10. Le 15/12/2010, 00:16 par Laurent

"ne pouvait que me paraître suspect dans la mesure où il était fait par un homme."

Quel apriori sexiste !

11. Le 15/12/2010, 22:05 par Ink

"A priori "strip" et "corset" ne semblent pas compatibles avec le féminisme. [...]Quand au corset, il fait partie, avec les talons hauts des objets qui réussissent le double exploit de plaire aux hommes [...]et de limiter la mobilité des femmes. "
Je ne connais pas le strip burlesque, mais ce qui me gêne ici, c'est qu'être féministe soit opposé aux vêtements/accessoires féminins. Je me revendique féministe, mais je porte des talons hauts. Et alors? Je ne porte pas de corset, mais je trouve cela très beau sur certaines femmes. Etre féministe, c'est défendre la cause des femmes, revendiquer l'égalité, lutter contre la discrimination. Ce n'est pas brûler son soutif et vouloir gommer les différences (le soutif, c'est utile!!). Je ne suis pas un homme et ne tiens pas à y ressembler. C'est d'ailleurs cette image vieillotte de la féministe masculine qui fait du tort aux féministes dans l'opinion publique souvent.

12. Le 15/12/2010, 22:22 par lilite

j'ai aussi du mal à comprendre l'engouement de tous les médias pour un strip tease "féministe" ou "pro femme", bien que je n'ai rien contre le strip tease et le fait que ces femmes puissent se marrer.

Mais non, le strip tease ne sera plus sexiste et sera réellement "pro femme" quand il sera réalisé par des hommes et quand les femmes arrêteront un peu de se regarder les bourrelets pour mater les culs des mecs!!

et puis la logique "je me déshabille mais je suis plutôt désirante que désirée" est franchement tirée par les cheveux...

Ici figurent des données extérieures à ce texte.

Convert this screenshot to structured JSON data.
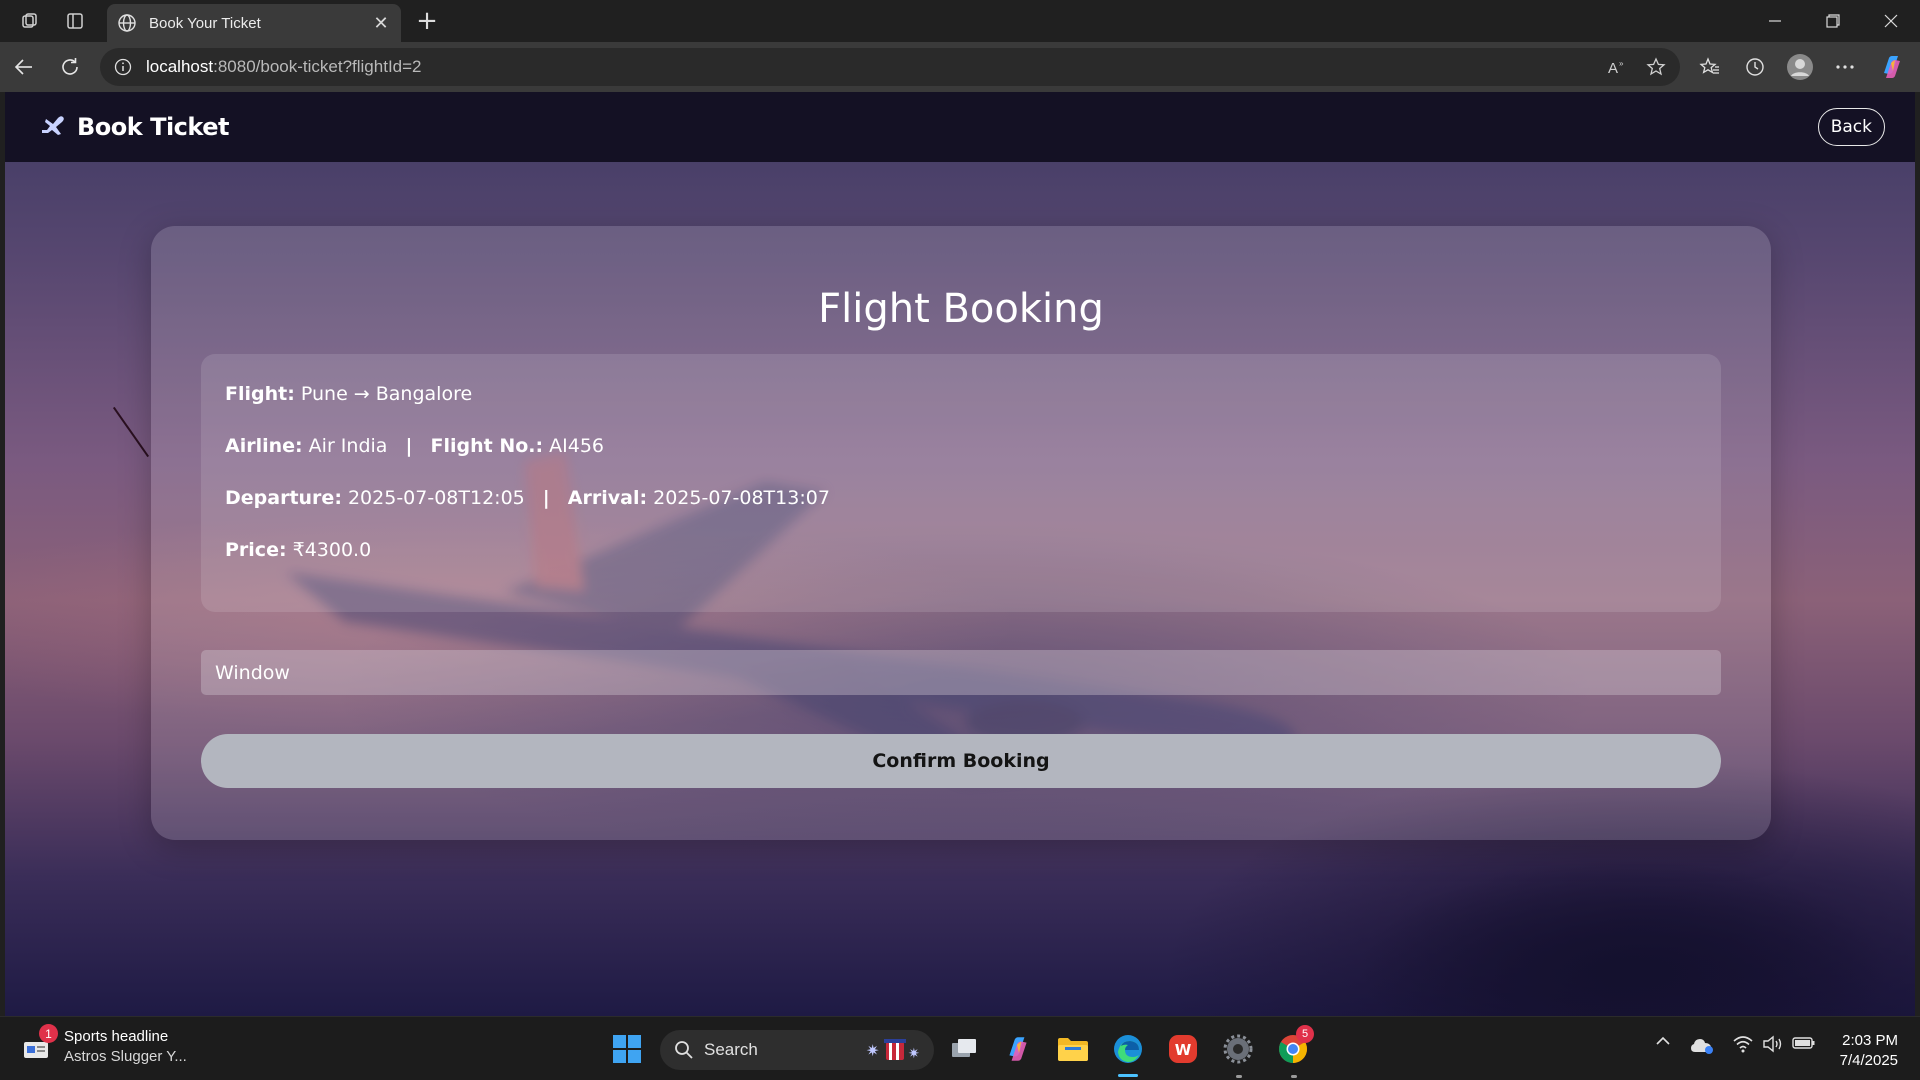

ou alors ce que désirent ces femmes, c'est d'être désirée, mais ça nous renvoie toujours à une sensualité tournée vers soi et à l'impossibilité de désirer le corps d'autrui. Et donc, cela contribue également à la propagation du dogme de la sexualité féminine dont l'épanouissement passe principalement à travers le regard de l'autre... qui mène obligatoirement vers une volonté de vouloir plaire à l'autre et est parfois contradictoire avec l'acceptation de son corps!
Alors je me méfie de ce genre de démarche, car même si elle vise à accepter ses formes, elle pourrait bien à terme avoir l'effet inverse à celui escompté...

13. Le 18/12/2010, 23:17 par Héloïse

Une réflexion que je faisais en commentaire du billet d'Euterpe à ce sujet: il n'y a pas de spectacles destinés aux femmes et présentant des hommes un pompon tournoyant au bout de la queue et une plume plantée dans le cul. A mon avis, il y aurait une sacrée (et justifiée) levée de boucliers chez les hommes dénonçant une objectivation humiliante.

Mais comme il s'agit de femmes ...

Quant à la "liberté" des femmes à s'avilir et s'entraver de la sorte que je lis ça et là, elle porte un nom, l'aliénation et elle a deux maîtres, le masculin et l'argent.